If the President had carried out his program, the flag would still have a connection to the nation that existed before the 1965 Immigration Act. It would have some connection to those who built a Republic “for ourselves and our posterity.” That won’t last much longer.
This isn’t surprising. Many academics, journalists, and even politicians insist that American history is nothing but a litany of crimes. The depersoning of the Founders, reparations for slavery, and punishment migration necessarily follow.
One approach to preventing flag desecration would be to call it a hate crime against veterans. The most common argument I’ve heard is, “People died for that flag.” They did. Burning the flag insults them.
Thousands also died for the Confederate flag, and until recently, Americans honored their sacrifice, even if they disagreed with the cause. That compact is broken; some people even want to disturb Confederate burial grounds. If cultural mores shift far enough, the American flag and American soldiers could face similar dishonor.
A flag is a symbol, not an end. It theoretically represents something, but Americans can no longer say what that “something” is. Divorced from ethnicity, culture, and history, the United States is an abstraction, an artificial entity like the United Nations.
Candace Owens, one of the better people at Turning Point USA, tweeted that those who burn the flag should be stripped of citizenship — citizenship that would be transferred “in exchange” to a “hardworking LEGAL immigrant.”
It’s the logical conclusion of civic nationalism. If you don’t like the flag, why are you here? It’s also the logical conclusion of believing America is a “nation of ideas.” If you don’t agree with the ideas, you aren’t an American. The reductio ad absurdum of the “nation of ideas” theory is policing thought to make sure all citizens agree.
Many progressives understand very well that America is — or at least was — a nation with a core ethnic group and a real culture and history. They just hate that core ethnic group and want it extirpated. They accurately identify the flag with this history. America’s residual white nationalist identity lingers, whatever the current regime’s policies.
Even many white conservatives understand the flag represents the old white America, but they have no acceptable way to say so. The Tea Party demonstrators for “limited government” waved hundreds of federal flags. To them, the flag isn’t the government but the “real America” that is vanishing.
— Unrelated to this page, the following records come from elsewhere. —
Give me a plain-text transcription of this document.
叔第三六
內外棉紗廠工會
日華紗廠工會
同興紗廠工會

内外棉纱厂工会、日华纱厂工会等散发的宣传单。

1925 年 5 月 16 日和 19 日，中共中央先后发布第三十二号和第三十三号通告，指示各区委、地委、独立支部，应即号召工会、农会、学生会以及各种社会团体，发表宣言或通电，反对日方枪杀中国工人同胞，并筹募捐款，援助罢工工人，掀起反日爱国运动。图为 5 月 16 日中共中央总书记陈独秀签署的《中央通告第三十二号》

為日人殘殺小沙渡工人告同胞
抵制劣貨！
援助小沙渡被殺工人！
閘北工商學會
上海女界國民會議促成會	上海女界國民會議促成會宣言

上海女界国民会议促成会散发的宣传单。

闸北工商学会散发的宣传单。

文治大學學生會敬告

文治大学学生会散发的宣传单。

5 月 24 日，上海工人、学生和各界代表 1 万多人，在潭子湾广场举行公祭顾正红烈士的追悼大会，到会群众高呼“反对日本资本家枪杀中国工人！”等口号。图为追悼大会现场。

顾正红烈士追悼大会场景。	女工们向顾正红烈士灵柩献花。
When someone burns the flag they think he is attacking that America.
It’s all absurd. The racial group that benefits the least from the federal government — whites — defends its symbols. The groups most privileged by that government — non-whites — are least likely to be patriotic. America, or at least its ruling class, betrays its most stalwart defenders. We can debate whether to blame the rulers or the ruled for this.
President Trump and conservative supporters want a symbolic fight, but they ignore concrete realities — anti-white racial preferences, anti-conservative crackdowns by tech companies, and mass illegal immigration. With Democrat control of the House, there is no chance this constitutional amendment could pass. Even Senate Majority Leader Mitch McConnel opposes it. The contest is pointless.
If he wants to be re-elected, President Trump should make a principled defense of free speech, not restrict it. Republicans should expose progressive anti-Americanism rather than try to ban it. They can best do that if they are not banned from the Internet.
The problem is not that the American flag is in danger; the country it represents is in danger. The problem is that the “American” government is hostile to the real American nation. And the political outsider desperate Americans sent to the White House isn’t helping.
This is bait-and-switch by an administration that didn’t deliver on its main campaign promises, and yet another sign the Trump administration isn’t a nationalist new beginning for the GOP. It’s one last gasp of Conservatism Inc. and one last grift of its supporters.